Although our results failed to confirm a linear association between the level of preoperative serum lactate and the extent of bowel ischemia in patients with AMI, elevated serum lactate values might have enabled an early suspicion of AMI. Besides, high lactate levels significantly influenced clinical decision-making with respect to prioritization of surgery. As expected, high serum lactate value was associated with high rate of mortality.

5. Limitations

Serum lactate elevation could be secondary to a number of conditions including ischemia and necrosis of visceral organs, hepatic dysfunction with impaired metabolism, and hypotension with impaired clearance. Besides, it is well recognized that serum lactate elevation may not be present in a significant portion of patients with AMI. The results reported in this study are based on a rigid selection of patients with a high probability of bowel ischemia after excluding other confounding conditions. More so, only patients presenting with acute onset of abdominal pain and elevated serum lactate were included in this study. Thus the results recorded in this series are based on a strict patient selection, constituting a considerable selection bias. Besides, only patients managed within 24 hours of presentation were included for analysis. Thus the results from this study cannot be projected on patients with long standing symptoms >24 hours. The retrospective study design also must be seen as a limitation. Data on the degree of the color change induced by ischemia that might have enabled the use of a universal color index scale was not available.

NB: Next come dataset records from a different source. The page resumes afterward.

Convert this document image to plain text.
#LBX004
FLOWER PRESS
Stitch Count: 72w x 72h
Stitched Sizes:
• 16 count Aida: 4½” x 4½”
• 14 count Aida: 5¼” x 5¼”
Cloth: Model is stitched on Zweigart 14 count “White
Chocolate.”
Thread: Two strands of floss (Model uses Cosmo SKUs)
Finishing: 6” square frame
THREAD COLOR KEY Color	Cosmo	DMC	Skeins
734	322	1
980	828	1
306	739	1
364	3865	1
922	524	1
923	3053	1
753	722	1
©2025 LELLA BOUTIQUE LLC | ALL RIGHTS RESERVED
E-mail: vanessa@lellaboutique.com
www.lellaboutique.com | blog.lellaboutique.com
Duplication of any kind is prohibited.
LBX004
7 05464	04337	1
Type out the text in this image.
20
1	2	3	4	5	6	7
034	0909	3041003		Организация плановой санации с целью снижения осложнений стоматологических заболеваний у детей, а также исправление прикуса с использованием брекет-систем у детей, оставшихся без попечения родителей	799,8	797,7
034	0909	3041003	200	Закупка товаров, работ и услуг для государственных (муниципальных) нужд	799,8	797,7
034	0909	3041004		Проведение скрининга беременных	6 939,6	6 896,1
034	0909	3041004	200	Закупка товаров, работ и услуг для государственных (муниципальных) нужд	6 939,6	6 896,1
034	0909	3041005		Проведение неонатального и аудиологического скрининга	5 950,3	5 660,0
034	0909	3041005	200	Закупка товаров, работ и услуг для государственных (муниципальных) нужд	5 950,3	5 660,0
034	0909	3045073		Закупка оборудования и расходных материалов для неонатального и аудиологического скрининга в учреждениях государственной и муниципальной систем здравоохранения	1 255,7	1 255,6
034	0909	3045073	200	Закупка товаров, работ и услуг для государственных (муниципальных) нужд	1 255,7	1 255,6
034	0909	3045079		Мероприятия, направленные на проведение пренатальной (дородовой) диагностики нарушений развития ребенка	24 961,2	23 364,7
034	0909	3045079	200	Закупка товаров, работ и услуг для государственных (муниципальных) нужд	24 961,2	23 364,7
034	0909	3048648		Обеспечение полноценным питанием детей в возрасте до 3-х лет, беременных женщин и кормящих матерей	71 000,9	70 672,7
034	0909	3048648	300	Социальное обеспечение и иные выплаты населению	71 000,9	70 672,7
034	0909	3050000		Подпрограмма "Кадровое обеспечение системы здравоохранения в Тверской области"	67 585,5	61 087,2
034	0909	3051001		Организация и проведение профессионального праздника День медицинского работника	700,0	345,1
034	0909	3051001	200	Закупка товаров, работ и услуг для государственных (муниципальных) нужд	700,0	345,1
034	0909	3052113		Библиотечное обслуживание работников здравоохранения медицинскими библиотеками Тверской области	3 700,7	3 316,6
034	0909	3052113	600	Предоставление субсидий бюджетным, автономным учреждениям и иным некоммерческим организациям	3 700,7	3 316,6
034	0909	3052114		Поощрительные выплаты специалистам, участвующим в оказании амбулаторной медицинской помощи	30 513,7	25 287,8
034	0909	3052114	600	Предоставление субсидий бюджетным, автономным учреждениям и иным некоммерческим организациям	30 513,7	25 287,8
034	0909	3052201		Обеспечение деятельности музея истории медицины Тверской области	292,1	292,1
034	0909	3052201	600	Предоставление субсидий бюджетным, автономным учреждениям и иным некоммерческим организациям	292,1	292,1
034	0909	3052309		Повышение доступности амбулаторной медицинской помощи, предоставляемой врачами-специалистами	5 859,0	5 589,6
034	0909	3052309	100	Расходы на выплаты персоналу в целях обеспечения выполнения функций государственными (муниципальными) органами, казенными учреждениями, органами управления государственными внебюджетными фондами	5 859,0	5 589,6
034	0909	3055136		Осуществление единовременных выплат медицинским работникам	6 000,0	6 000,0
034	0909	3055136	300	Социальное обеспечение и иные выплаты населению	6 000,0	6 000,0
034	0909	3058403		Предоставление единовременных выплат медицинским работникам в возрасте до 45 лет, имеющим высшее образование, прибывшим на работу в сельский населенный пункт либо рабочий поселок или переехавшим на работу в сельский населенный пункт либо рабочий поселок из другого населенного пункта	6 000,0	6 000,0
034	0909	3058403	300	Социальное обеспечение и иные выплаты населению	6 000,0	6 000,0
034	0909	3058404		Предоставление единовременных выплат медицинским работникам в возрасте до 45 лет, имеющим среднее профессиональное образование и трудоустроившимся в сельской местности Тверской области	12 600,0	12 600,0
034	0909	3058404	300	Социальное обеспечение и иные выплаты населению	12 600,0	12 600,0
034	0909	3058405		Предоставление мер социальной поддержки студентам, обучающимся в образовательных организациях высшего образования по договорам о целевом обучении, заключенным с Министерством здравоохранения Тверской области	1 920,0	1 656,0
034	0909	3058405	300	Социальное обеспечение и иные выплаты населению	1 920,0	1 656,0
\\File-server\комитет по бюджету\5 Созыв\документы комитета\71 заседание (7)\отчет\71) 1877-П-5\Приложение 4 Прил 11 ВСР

The lack of a control group, the size of the study population, and the retrospective study design represent major limitations in this study.

6. Conclusion

Although elevated lactate might permit an early suspicion and thus influence the clinical decision-making with regard to prioritization of surgery in patients with AMI, a linear association between serum lactate and the extent of bowel ischemia could not be established in this study.

Competing Interests

The authors have no competing interests to declare.

Authors’ Contributions

Study concept and design were done by Peter C. Ambe. Acquisition of data was done by Kai Kang, Marios Papadakis, and Peter C. Ambe. Analysis was done by Peter C. Ambe, Marios Papadakis, and Kai Kang. Interpretation was done by Peter C. Ambe and Hubert Zirngibl. Manuscript draft was done by Peter C. Ambe. Peter C. Ambe and Hubert Zirngibl were critical reviewers. The final approval was by Peter C. Ambe, Kai Kang, Marios Papadakis, and Hubert Zirngibl. Peter C. Ambe and Kai Kang contributed equally.

Acknowledgments

This study was supported by HELIOS Kliniken GmbH Grant no. 057542 offered to Peter C. Ambe.